82. Identify the criteria on which units have been grouped together in this Statistical Classification.
83. If different classification criteria are used, or given primacy, at different levels of the Statistical Classification, this should be discussed. For example, in Canada's National Occupational Classification, the main classification criteria are skill level and skill type. While both criteria apply at the unit group and minor group levels, the major group level is defined by skill type only.
84. If certain criteria apply only in specific parts of the classification, this should be discussed. For example, in Canada's National Occupational Classification, industry is used as a classification criterion but only in areas of the classification where it could be relevant to users, such as areas referring to industry-specific occupations where internal progression ladders are typical.
Objects / units classified
85. Identify here the nature of the Unit Type to which this classification can be applied. This may require definition of the Unit Type, such as "enterprise", and the specification of criteria for identifying a unit.
86. Include here discussion of the Unit Types to which the classification can be directly applied as well as those to which it is typically applied indirectly. For example, a classification of occupations classifies jobs. However, it is typically used to classify people on the basis of some job to which they are associated. This could be, for example, their current job, their most recent job or, for those with more than one job, the job at which they work the most hours per week.
The classification Concept
87. Identify the underlying Concept that is measured/described by this Statistical Classification. Define this Concept and provide any relevant clarifications regarding the scope of the coverage of the Concept provided by the classification. For example, the introduction of an occupational classification could clarify whether subsistence economic activity is included in its conceptual coverage and the extent to which unpaid activity, such as housework and child care, are included.
Information required for coding
88. Discuss here the information required about a particular Unit Type in order to classify it. For example, to classify a person's job it is necessary to have information about their job title and about the main duties they perform. It can also be helpful to know the industry in which the person is working, the level of education they have attained and their field of study.
How to use the Statistical Classification in coding
89. Describe how best to use the Statistical Classification to apply codes to particular Units. For example, discuss here whether, or under what circumstances, coders should start at the most highly aggregated Level and make a series of choices to work down the classification to find the best detailed Level code for a particular observed Unit.
90. Discuss the relative primacy to give to competing pieces of information, such as job title versus duties performed.
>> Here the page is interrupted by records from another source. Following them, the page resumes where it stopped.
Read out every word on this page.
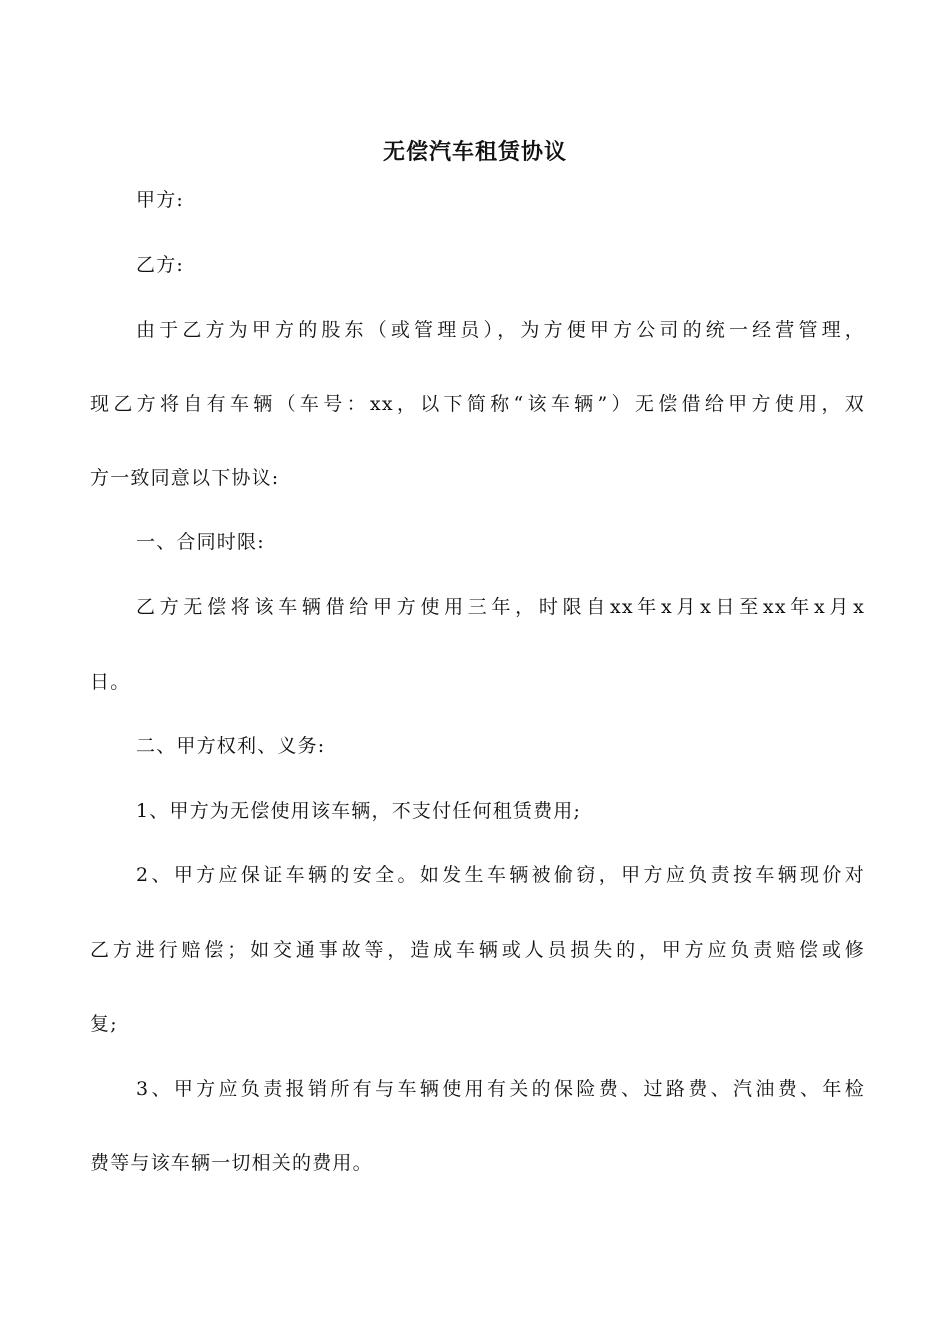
无偿汽车租赁协议
甲方:
乙方:
由于乙方为甲方的股东（或管理员），为方便甲方公司的统一经营管理，
现乙方将自有车辆（车号：xx，以下简称“该车辆”）无偿借给甲方使用，双
方一致同意以下协议:
一、合同时限:
乙方无偿将该车辆借给甲方使用三年，时限自xx年x月x日至xx年x月x
日。
二、甲方权利、义务:
1、甲方为无偿使用该车辆，不支付任何租赁费用;
2、甲方应保证车辆的安全。如发生车辆被偷窃，甲方应负责按车辆现价对
乙方进行赔偿；如交通事故等，造成车辆或人员损失的，甲方应负责赔偿或修
复;
3、甲方应负责报销所有与车辆使用有关的保险费、过路费、汽油费、年检
费等与该车辆一切相关的费用。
91. Discuss here any specific rules related to applying the Statistical Classification in coding. This can include, for example, how to code double responses to a question about occupation title or main field of study, or how to code enterprises that are engaged in multiple activities.
92. Describe any rules that apply to specific parts of the Statistical Classification. For example, the introduction for an occupational classification could describe rules for classifying to management occupations as opposed to supervisory occupations.
93. Discuss any rules or principles that have been developed to facilitate the implementation of specific Classification Items. For example, the introduction to an industry classification could discuss the conditions under which production units engaged in e-commerce are to be coded to sales.
94. Present the structure of any variants known at the time the Statistical Classification is published.
95. Show how they relate to the Statistical Classification and discuss the appropriate contexts in which each variant is to be used.